A factor not to overlook, of course, is the high cost of the leading machine translation engines.

Machine translation technology leaders continue to improve with their neural language engines incorporating human inputs to a lesser and lesser extent. Still, this solution is only applicable for text communication, and human voice support at the quality required by CX programs is still some distance away.

The limitation to text only strengthens the positioning of CX outsourcing companies as customers migrate to multichannel interactions and vendors increasingly support voice and text with universal agents.

Opportunities ahead for Polyglot

Machine translation is becoming a core enterprise need within the larger CX digital transformation. Webhelp readily adopts these needs within its solutions ecosystem, where Polyglot sits within the BOOST family of voice transformation, RPA, and email automation.

The company is working on version 3.3 of Polyglot in the autumn of 2022. On the roadmap is adding language resources for Asian languages. It will also integrate with new case management systems to target mid-market opportunities and a new machine translation engine.
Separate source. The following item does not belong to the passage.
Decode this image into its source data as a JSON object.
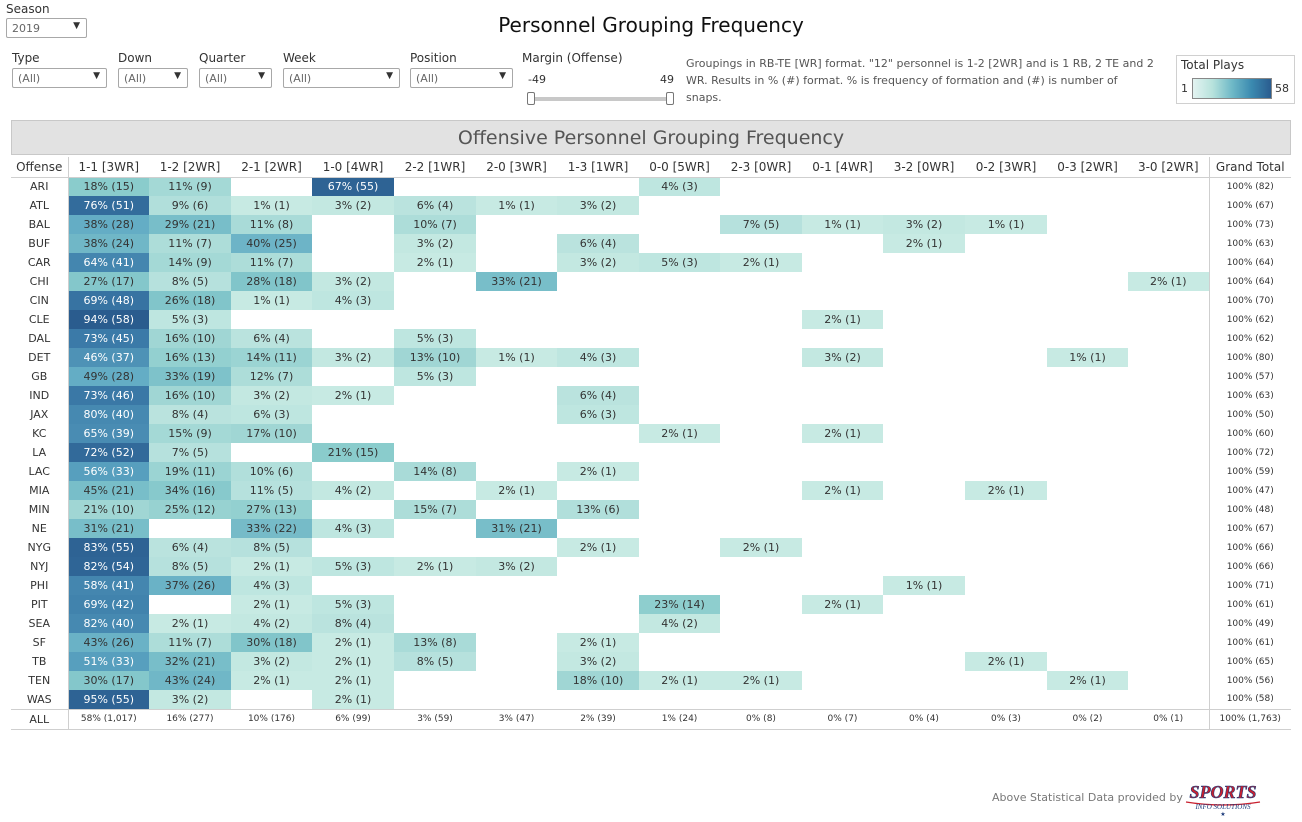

Webhelp also plans to expand into machine content translation for customer-facing FAQs, self-service articles, and VOC analysis to assist with client needs around compliance and management of minority languages. Automated CX content translation is likely among the next priority areas for clients and vendors. Brands are looking for international growth with custom sales, marketing, and support content while customer expectations for personalization quickly catch up across markets.